4. L’état du dossier permettant de s’interroger sur l’intérêt que la requête conservait pour son auteur, M. A... a été invité par le tribunal, en application des dispositions précitées de l’article R. 612-5-1 du code de justice administrative, par un courrier mis à disposition de son conseil le 15 novembre 2023 par l’intermédiaire de l’application informatique « Télérecours », et dont il a été accusé réception le 20 novembre 2023 à 13 h 53, à confirmer expressément le maintien de ses conclusions dans un délai d’un mois, faute de quoi il serait réputé s’en être désisté. Le requérant a exprimé son intention de maintenir sa requête par un courrier enregistré le 20 janvier 2024 auprès du greffe du tribunal, soit après l’expiration du délai fixé par la demande de maintien.

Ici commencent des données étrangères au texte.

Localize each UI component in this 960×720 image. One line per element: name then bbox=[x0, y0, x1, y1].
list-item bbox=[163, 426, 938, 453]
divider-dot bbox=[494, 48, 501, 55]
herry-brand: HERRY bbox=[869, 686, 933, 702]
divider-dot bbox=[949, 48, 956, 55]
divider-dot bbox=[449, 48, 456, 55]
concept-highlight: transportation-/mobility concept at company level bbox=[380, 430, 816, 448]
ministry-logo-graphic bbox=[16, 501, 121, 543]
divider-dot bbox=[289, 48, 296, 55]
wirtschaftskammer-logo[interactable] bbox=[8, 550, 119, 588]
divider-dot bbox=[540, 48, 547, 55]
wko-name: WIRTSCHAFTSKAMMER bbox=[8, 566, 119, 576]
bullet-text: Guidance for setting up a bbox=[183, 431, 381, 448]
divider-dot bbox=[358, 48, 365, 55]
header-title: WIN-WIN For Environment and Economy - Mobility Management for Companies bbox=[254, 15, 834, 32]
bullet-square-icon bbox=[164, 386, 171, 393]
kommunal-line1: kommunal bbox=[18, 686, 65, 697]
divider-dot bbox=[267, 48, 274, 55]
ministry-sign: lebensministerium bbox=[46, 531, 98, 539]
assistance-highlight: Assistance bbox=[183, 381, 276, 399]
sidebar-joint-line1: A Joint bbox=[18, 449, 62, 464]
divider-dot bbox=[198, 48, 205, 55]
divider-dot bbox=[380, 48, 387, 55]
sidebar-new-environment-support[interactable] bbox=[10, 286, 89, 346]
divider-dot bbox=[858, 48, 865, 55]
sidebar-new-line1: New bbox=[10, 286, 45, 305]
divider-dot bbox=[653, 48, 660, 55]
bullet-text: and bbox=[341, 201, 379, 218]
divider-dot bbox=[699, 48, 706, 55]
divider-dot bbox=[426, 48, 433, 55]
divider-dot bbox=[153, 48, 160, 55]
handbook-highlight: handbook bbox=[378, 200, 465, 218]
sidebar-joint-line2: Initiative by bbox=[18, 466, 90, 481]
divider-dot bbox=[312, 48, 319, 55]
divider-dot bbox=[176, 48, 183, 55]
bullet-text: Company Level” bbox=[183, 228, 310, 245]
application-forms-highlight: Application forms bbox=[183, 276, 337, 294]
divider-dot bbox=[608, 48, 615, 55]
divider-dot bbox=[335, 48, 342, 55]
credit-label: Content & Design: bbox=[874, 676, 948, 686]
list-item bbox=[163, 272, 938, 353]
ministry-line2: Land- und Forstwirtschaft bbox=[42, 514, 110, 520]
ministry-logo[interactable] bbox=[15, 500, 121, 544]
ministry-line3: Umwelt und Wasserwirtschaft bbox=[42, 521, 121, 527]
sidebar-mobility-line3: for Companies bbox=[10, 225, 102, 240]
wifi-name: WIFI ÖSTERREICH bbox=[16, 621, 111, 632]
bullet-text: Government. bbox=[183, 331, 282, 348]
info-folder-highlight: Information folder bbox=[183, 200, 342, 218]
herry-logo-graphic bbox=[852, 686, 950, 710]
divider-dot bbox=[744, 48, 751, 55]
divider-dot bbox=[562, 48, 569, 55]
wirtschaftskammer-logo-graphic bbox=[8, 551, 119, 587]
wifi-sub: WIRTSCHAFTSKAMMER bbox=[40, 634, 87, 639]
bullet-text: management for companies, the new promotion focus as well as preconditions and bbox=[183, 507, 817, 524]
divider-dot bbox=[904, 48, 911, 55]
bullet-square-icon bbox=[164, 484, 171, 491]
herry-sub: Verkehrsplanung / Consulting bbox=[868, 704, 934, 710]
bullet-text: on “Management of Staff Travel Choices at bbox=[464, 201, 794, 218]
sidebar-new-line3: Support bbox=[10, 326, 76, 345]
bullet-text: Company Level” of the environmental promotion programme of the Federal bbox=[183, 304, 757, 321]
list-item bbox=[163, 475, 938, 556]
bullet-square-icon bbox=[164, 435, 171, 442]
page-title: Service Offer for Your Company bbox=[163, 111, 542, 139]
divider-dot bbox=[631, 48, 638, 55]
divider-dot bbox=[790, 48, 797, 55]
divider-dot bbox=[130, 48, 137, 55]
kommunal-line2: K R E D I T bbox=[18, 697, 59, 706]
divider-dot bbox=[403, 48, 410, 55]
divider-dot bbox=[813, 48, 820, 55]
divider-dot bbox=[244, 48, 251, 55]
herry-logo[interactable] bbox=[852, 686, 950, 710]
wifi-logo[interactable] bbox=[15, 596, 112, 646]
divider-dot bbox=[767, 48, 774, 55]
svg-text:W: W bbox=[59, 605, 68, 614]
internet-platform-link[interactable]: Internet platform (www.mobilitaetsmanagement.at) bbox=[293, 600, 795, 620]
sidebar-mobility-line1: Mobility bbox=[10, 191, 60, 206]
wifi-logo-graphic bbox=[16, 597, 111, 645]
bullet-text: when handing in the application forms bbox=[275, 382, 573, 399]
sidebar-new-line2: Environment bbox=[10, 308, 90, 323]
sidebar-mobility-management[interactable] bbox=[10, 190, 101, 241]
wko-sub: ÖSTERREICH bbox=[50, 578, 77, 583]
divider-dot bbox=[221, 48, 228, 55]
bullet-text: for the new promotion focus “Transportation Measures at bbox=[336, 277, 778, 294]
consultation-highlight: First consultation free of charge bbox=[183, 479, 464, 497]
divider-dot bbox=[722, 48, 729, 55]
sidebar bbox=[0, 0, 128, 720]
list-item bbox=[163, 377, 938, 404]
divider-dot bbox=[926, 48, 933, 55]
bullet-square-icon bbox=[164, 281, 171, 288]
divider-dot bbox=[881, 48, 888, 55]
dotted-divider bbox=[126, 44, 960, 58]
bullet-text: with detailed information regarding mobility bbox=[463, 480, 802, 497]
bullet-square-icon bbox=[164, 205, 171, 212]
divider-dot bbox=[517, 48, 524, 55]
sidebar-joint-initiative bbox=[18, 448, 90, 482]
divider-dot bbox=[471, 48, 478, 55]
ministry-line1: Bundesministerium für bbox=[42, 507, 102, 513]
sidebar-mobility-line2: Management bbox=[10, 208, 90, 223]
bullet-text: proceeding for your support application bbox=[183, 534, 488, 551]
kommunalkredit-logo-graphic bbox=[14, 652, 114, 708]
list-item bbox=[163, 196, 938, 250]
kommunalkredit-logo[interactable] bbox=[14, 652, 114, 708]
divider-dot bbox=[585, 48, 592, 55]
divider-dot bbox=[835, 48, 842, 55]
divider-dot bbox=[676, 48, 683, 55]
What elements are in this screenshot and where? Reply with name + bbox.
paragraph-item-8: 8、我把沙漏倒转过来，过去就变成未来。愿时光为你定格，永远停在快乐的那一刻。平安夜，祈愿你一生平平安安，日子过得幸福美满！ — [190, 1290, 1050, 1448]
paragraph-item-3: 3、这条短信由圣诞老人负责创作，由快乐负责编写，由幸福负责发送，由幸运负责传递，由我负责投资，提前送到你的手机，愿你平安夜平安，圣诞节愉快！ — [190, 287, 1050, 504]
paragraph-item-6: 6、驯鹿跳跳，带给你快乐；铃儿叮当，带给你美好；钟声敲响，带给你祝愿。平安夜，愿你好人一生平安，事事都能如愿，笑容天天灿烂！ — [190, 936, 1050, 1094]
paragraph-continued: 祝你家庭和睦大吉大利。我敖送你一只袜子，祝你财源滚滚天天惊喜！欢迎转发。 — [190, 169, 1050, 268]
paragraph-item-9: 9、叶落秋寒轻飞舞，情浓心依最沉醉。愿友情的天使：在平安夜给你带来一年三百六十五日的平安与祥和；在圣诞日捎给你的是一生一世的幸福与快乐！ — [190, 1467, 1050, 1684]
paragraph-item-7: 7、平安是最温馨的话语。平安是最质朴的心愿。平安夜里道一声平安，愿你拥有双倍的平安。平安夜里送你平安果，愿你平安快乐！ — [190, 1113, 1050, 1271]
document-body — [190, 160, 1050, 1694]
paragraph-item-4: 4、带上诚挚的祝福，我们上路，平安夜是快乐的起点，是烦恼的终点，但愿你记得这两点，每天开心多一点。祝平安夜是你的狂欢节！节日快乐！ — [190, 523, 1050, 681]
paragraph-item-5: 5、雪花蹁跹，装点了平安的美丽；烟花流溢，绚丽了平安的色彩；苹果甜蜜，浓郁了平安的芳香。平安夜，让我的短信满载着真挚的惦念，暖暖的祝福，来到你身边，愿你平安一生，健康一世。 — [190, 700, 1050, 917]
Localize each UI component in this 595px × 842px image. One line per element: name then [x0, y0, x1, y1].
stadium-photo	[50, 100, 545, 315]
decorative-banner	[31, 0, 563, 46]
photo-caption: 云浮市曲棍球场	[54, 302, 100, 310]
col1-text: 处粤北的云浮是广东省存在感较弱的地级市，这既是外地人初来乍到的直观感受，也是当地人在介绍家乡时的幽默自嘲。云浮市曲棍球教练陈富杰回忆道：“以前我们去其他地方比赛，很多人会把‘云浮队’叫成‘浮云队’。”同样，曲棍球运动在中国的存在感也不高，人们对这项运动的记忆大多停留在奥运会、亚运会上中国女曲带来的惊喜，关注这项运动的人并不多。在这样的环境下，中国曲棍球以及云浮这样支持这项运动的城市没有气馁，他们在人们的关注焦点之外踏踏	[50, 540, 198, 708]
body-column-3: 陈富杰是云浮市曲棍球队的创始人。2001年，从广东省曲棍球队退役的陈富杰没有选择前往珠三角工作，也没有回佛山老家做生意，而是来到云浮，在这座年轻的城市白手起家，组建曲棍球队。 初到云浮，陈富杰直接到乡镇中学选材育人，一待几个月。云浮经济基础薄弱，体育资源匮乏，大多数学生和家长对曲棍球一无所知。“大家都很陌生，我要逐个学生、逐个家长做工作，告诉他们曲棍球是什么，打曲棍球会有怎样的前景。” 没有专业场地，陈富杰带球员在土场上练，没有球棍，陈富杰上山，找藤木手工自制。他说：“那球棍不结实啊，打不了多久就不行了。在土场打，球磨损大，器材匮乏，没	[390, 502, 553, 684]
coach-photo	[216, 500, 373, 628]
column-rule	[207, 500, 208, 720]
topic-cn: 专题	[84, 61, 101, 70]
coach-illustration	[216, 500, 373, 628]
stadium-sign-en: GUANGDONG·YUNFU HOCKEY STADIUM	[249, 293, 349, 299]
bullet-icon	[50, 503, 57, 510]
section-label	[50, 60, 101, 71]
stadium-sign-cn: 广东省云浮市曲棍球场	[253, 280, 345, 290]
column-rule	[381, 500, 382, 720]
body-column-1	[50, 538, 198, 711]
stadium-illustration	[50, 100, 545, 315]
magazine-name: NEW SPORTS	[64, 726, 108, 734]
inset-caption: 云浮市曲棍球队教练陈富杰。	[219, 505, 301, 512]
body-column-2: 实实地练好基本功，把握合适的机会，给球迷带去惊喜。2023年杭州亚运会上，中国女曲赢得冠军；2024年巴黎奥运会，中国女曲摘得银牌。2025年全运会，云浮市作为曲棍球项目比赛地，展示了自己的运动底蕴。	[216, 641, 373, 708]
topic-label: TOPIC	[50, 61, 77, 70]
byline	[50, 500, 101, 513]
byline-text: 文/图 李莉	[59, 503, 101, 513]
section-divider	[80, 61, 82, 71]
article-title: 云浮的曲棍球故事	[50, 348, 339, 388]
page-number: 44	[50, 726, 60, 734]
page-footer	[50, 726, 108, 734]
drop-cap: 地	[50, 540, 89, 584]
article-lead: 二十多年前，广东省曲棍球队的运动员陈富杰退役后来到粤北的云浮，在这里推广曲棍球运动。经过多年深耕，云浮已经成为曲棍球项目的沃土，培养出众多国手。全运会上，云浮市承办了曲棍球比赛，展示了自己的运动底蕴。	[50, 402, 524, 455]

Dès lors, M. A... n’ayant pas confirmé expressément le maintien de sa requête dans le délai qui lui avait été imparti, il doit être regardé comme s’étant désisté de l’ensemble de ses conclusions. Il y a lieu, dès lors, de donner acte de ce désistement en vertu des dispositions du 1° de l’article R. 222-1 du code de justice administrative.




O R D O N N E :




Article 1er : Il est donné acte du désistement de la requête de M. A....


Article 2 : La présente ordonnance sera notifiée à M. B... A... et au Conseil national des activités privées de sécurité (CNAPS).

Fait à Orléans, le 13 juin 2024.



La présidente de la 4ème chambre,





Patricia ROUAULT - CHALIER



La République mande et ordonne au ministre de l’intérieur et des outre-mer en ce qui le concerne ou à tous commissaires de justice à ce requis en ce qui concerne les voies de droit commun, contre les parties privées, de pourvoir à l’exécution de la présente décision.